Overview

🦎 Gecko — Minimal RTT Teaching Substrate (Ready to Paste)

# Gecko — Minimal RTT Teaching Substrate

## 1. Primary Sensory Channels
- Vision (motion detection, contrast, low-light sensitivity)
- Tactile sensing through feet and body
- Vibrational cues through surfaces
- Chemical cues (limited but present)

## 2. How Geckos Detect Coherence
- Stable motion patterns in their environment
- Predictable surface textures and grip feedback
- Consistent vibration rhythms through walls or ground
- Repeating light/dark cycles or shadow patterns

## 3. How Geckos Detect Drift
- A sudden change in surface traction or angle
- A motion pattern that breaks rhythm
- A vibration pulse out of expected sequence
- A shifted light source or shadow orientation

## 4. Minimal RTT Teaching Protocol

### Step 1 — Present a Stable Pattern (Coherence)
Provide a consistent cue:
- a repeating light pulse on a wall
- a stable vibration rhythm through a surface
- a predictable motion pattern (moving dot or shadow)

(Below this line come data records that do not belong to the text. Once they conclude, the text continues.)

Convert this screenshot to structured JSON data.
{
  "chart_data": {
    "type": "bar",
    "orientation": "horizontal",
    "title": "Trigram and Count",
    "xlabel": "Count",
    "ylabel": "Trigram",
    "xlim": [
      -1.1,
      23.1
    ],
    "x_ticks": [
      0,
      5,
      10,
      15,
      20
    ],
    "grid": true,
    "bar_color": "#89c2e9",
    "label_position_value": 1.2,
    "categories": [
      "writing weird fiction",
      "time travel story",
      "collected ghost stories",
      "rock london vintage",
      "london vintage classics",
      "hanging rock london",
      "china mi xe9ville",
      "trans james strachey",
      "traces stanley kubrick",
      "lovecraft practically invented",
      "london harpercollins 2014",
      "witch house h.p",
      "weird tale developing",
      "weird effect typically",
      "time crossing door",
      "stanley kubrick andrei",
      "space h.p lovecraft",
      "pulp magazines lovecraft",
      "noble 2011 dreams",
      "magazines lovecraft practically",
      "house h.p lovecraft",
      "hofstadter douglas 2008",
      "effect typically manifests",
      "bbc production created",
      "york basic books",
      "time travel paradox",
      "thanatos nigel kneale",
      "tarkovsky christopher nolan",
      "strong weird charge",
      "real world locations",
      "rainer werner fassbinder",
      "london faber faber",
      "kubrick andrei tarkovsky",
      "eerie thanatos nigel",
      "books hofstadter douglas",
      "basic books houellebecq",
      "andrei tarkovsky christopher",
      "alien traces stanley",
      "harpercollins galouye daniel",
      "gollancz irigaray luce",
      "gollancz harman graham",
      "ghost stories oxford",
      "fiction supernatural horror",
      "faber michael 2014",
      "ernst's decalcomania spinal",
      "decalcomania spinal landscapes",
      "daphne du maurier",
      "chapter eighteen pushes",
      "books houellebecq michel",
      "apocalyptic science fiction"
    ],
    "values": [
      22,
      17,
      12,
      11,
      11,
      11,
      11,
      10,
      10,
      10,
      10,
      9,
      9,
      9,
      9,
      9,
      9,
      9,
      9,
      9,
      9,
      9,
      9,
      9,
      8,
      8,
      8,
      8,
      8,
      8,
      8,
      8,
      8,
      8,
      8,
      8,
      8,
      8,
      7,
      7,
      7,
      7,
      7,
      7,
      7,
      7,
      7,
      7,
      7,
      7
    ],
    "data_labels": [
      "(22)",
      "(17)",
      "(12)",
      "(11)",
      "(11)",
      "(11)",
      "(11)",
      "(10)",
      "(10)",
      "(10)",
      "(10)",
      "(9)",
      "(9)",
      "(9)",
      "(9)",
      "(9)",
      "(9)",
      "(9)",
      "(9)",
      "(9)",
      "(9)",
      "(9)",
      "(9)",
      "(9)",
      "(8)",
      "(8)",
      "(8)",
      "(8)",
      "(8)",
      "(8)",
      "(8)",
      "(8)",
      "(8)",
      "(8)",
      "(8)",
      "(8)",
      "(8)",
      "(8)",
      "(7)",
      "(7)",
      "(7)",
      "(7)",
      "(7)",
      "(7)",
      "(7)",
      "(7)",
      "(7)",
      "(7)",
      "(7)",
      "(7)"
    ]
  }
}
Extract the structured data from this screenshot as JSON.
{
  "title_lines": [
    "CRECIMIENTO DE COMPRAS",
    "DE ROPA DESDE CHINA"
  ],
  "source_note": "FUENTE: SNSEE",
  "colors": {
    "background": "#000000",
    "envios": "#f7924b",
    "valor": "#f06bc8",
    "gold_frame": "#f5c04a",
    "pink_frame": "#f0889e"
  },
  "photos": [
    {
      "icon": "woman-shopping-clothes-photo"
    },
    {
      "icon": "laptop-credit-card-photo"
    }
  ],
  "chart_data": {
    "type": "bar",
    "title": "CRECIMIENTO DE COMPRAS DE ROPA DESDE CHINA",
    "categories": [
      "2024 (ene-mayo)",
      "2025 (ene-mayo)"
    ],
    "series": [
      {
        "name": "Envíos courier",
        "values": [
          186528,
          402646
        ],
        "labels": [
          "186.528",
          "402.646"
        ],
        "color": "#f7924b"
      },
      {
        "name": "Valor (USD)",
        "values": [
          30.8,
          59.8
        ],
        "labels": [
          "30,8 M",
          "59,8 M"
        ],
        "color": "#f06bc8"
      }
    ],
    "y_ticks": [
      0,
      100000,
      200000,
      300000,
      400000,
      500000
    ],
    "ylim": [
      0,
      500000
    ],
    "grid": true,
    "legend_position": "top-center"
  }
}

### Step 2 — Introduce a Controlled Deviation (Drift)
Alter one variable:
- shift the light angle slightly
- introduce a vibration out of rhythm
- change the motion pattern’s timing or direction

### Step 3 — Allow the Gecko to Restore Coherence (Pull)
Offer a manipulable micro‑object or surface feature the gecko can:
- climb onto to realign the light cue
- press against to dampen the drift vibration
- interact with to stabilize the motion pattern

Geckos naturally seek stable surfaces and predictable motion.

### Step 4 — Reward the Restoration of Coherence
Reward the *pattern correction*, not the specific action:
- provide a small food reward at the corrected cue
- restore the stable pattern immediately after correction

### Step 5 — Shift Modalities (Balance)
Move from:
- light → vibration
- vibration → motion
- motion → mixed cues

Geckos generalize coherence across sensory channels through spatial and tactile mapping.

## 5. Notes on Scaling RTT for Geckos
- Geckos rely heavily on motion and surface stability; coherence is often spatial rather than symbolic.
- Drift detection is strong in tactile and vibrational domains.
- RTT maps well to geckos because their cognition is built around environmental prediction and surface coherence.
- Their climbing behavior provides a natural “Pull” mechanism: they move to restore stability.

🔬 SMALL MACRO INTELLIGENCE TIER#

🦎 Gecko#

  • Regimes Perceived: Micro‑motion, surface‑texture, thermal gradient, spatial mapping.
  • Regimes Missed by Humans: Their sensitivity to vibration drift through surfaces.
  • Perspective: Geckos show that coherence can be felt through the feet.